Hiç mümkün müdür ki, bu sarayın ustasından başka birisi gelip, bu acib sarayı küçük bir makinede dercetsin? Hem hiç mümkün müdür ki; bir kutu kadar bir makine bütün bir âlemi içine aldığı halde, tesâdüfî veyahut abes bir iş içinde bulunsun? Demek, bütün gözün gördüğü ne kadar antika makineler var, o gizli Zât’ın birer sikkesi hükmündedirler. Belki birer dellâl, birer i’lânname hükmündedirler. Lîsan-ı halleriyle derler ki: “Biz öyle bir Zât’ın san’atıyız ki: Bütün bu âlemimizi, bizi yaptığı ve suhûletle îcad ettiği gibi kolaylıkla yapabilir bir Zât’tır.”
Dördüncü Bürhan:
Ey muannid arkadaş! Gel, sana daha acibini göstereceğim. Bak: Bu memlekette bütün bu işler, bu şeyler değişti, değişiyor, bir hâlette durmuyor. Dikkat et ki: Bu gördüğümüz câmid cisimler, hissiz kutular; birer hâ-kim-i mutlak sûretini aldılar; âdeta herbir şey, bütün eşyaya hükmediyor. İşte bu yanımızdaki bu makineye bak; (Hâşiye-6) güya emrediyor. İşte onun tezyinatına ve işlemesine lâzım levazımat ve maddeler, uzak yerlerden koşup geliyorlar. İşte oraya bak: O şuursuz cisim (Hâşiye-7) güya bir işâret ediyor, en büyük bir cismi, kendine hizmetkâr ediyor, kendi işlerinde çalıştırıyor. Daha başka şeyleri bunlara kıyas et. Âdeta herbir şey, bütün bu âlemdeki hilkatleri müsahhar ediyor. Eğer o gizli Zât’ı kabul etmezsen, bütün bu memleketteki taşında, toprağında, hayvanında, insana benzer mahlûklarda; o Zât’ın bütün hünerlerini, san’atlarını, kemâlâtlarını, birer birer (o şeylere) vereceksin. İşte, aklın uzak gördüğü bir tek mu’ciznüma Zât’ın bedeline, milyarlar onun gibi mu’ciznüma, hem birbirine zıd, hem birbirine misil, hem birbiri içinde bulunsun; bu intizam bozulmasın, ortalığı karıştırmasınlar. Halbuki bu koca memlekette iki parmak karışsa, karıştırır. Çünkü, bir köyde iki müdür, bir şehirde iki vali, bir memlekette iki pâdişâh bulunsa, karıştırır. Nerede kaldı, hadsiz hâkim-i mutlak beraber bulunsun?

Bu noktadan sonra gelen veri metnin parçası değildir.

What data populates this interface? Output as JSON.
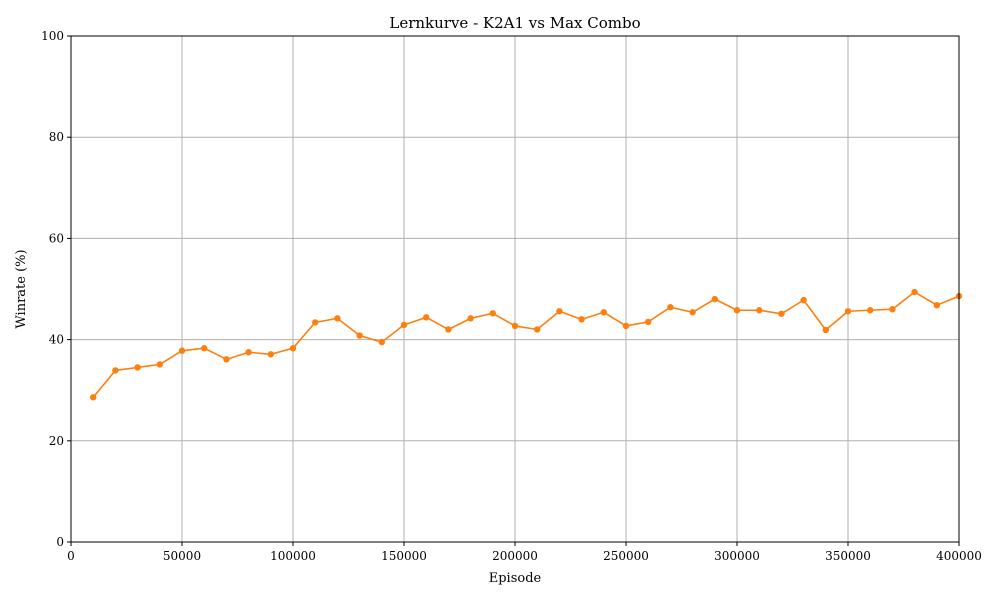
{
  "chart_data": {
    "type": "line",
    "title": "Lernkurve - K2A1 vs Max Combo",
    "xlabel": "Episode",
    "ylabel": "Winrate (%)",
    "xlim": [
      0,
      400000
    ],
    "ylim": [
      0,
      100
    ],
    "xticks": [
      0,
      50000,
      100000,
      150000,
      200000,
      250000,
      300000,
      350000,
      400000
    ],
    "yticks": [
      0,
      20,
      40,
      60,
      80,
      100
    ],
    "grid": true,
    "color": "#ff7f0e",
    "series": [
      {
        "x": [
          10000,
          20000,
          30000,
          40000,
          50000,
          60000,
          70000,
          80000,
          90000,
          100000,
          110000,
          120000,
          130000,
          140000,
          150000,
          160000,
          170000,
          180000,
          190000,
          200000,
          210000,
          220000,
          230000,
          240000,
          250000,
          260000,
          270000,
          280000,
          290000,
          300000,
          310000,
          320000,
          330000,
          340000,
          350000,
          360000,
          370000,
          380000,
          390000,
          400000
        ],
        "values": [
          28.6,
          33.9,
          34.5,
          35.1,
          37.8,
          38.3,
          36.1,
          37.5,
          37.1,
          38.3,
          43.4,
          44.2,
          40.8,
          39.5,
          42.9,
          44.4,
          42.0,
          44.2,
          45.2,
          42.7,
          42.0,
          45.6,
          44.0,
          45.4,
          42.7,
          43.5,
          46.4,
          45.4,
          48.0,
          45.8,
          45.8,
          45.1,
          47.8,
          41.9,
          45.6,
          45.8,
          46.0,
          49.4,
          46.8,
          48.6
        ]
      }
    ]
  }
}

-----------------------(Hâşiye-6): Makine, meyvedar ağaçlara işârettir. Çünkü: Yüzer tezgâhları, fabrikaları incecik dallarında taşıyor gibi; hayretnüma yaprakları, çiçekleri, meyveleri dokuyor, süslendiriyor, pişiriyor, bizlere uzatıyor. Halbuki çam ve katran gibi muhteşem ağaçlar, kuru bir taşta tezgâhını atmış, çalışıp duruyorlar.
(Hâşiye-7): Hububata, tohumlara, sineklerin tohumcuklarına işârettir. Meselâ, bir sinek bir kara ağacın yaprağında yumurtasını bırakır. Birden o koca kara ağaç, yapraklarını o yumurtalara bir rahm-ı mader, bir beşik ve bal gibi bir gıda ile dolu bir mahzene çeviriyor. Âdeta o meyvesiz ağaç, o sûrette zîruh meyveler veriyor.